Thinking about Intercloud Topology, and Using XMPP as a transport in Intercloud Protocols

I have been thinking about the topology for the Intercloud. There are Intercloud Exchanges (analogous to Internet Exchanges and Peering Points) where clouds can interoperate, and there is an Intercloud Root, containing services such as Naming Authority, Trust Authority, Directory Services, and other “root” capabilities. It is envisioned that the Intercloud root is of course physically not a single entity, a global replicating and hierarchical system similar to DNS. All elements in the Intercloud topology contain some gateway capability analogous to an Internet Router, implementing Intercloud protocols in order to participate in Intercloud interoperability.
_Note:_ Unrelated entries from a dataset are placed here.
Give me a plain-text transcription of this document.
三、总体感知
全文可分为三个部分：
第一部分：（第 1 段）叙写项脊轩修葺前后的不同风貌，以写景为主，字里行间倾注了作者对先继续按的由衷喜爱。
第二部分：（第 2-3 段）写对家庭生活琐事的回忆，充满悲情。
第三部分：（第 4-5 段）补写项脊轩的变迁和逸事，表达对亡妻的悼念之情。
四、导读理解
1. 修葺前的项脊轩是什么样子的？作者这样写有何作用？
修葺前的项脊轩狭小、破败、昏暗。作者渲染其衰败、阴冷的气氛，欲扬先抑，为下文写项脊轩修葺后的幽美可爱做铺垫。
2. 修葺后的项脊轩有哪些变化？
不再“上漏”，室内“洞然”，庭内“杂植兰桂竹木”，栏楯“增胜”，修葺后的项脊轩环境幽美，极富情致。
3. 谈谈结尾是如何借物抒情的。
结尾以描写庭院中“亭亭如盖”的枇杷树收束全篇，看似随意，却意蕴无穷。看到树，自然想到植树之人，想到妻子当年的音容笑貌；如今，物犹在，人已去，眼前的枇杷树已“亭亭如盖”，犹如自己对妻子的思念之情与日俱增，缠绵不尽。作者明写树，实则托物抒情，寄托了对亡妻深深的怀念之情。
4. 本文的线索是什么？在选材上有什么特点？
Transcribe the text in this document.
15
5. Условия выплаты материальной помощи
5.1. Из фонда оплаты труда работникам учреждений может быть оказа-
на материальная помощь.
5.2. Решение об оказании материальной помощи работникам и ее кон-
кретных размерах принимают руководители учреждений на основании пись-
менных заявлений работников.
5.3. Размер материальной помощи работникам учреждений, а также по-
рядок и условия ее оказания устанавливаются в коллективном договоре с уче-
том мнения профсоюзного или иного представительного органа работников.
Let's call these Intercloud Gateways.

The Intercloud Root and Intercloud Exchanges would facilitate and mediate the initial Intercloud negotiating process among Clouds and all these elements. It is this Presence and Messaging capability that's got me thinking, just what protocol would we use for that?

If you think about it, cloud instances must be able to dialog with each other. One cloud must be able to find one or more other clouds, which for a particular interoperability scenario is ready, willing, and able to accept an interoperability transaction with and furthermore, exchanging whatever subscription or usage related information which might have been needed as a pre-cursor to the transaction. Thus, an Intercloud Protocol for presence and messaging needs to exist which can support the 1-to-1, 1-to-many, and many-to-many Cloud to Cloud use cases.

Extensible Messaging and Presence Protocol (XMPP) is exactly such a protocol. XMPP is a set of open XML technologies for presence and real-time communication developed by the Jabber open-source community in 1999, formalized by the IETF in 2002-2004, continuously extended through the standards process of the XMPP Standards Foundation. XMPP supports presence, structured conversation, lightweight middleware, content syndication, and generalized routing of XML data. XMPP root services would be located in the Intercloud Root in the topology explained above.

XMPP defines protocols for communicating between groups of entities which register with an XMPP server. Registration is dynamic and provides the basis for Presence. In a large implementation, such as the global Intercloud envisioned herein, XMPP servers are connected together. This is identical to the way service providers connect XMPP servers together already supporting cross-domain Instant Messaging. In this way, XMPP facilitates both presence and many-to-many messaging across service provider domains. XMPP messages are extensible, and can be used to carry messages of different types. For example, an XMPP Message can carry Instant Messaging (IM) type traffic. We could be using a Cloud extension to XMPP.

Deepak Vij and I were thinking about all this, and we put some detail into a whole design for XMPP as a core transport in Intercloud. We wrote a paper and posted it on the CSP Site. Check it out. It seems, XMPP might be just what the doctor ordered for Intercloud.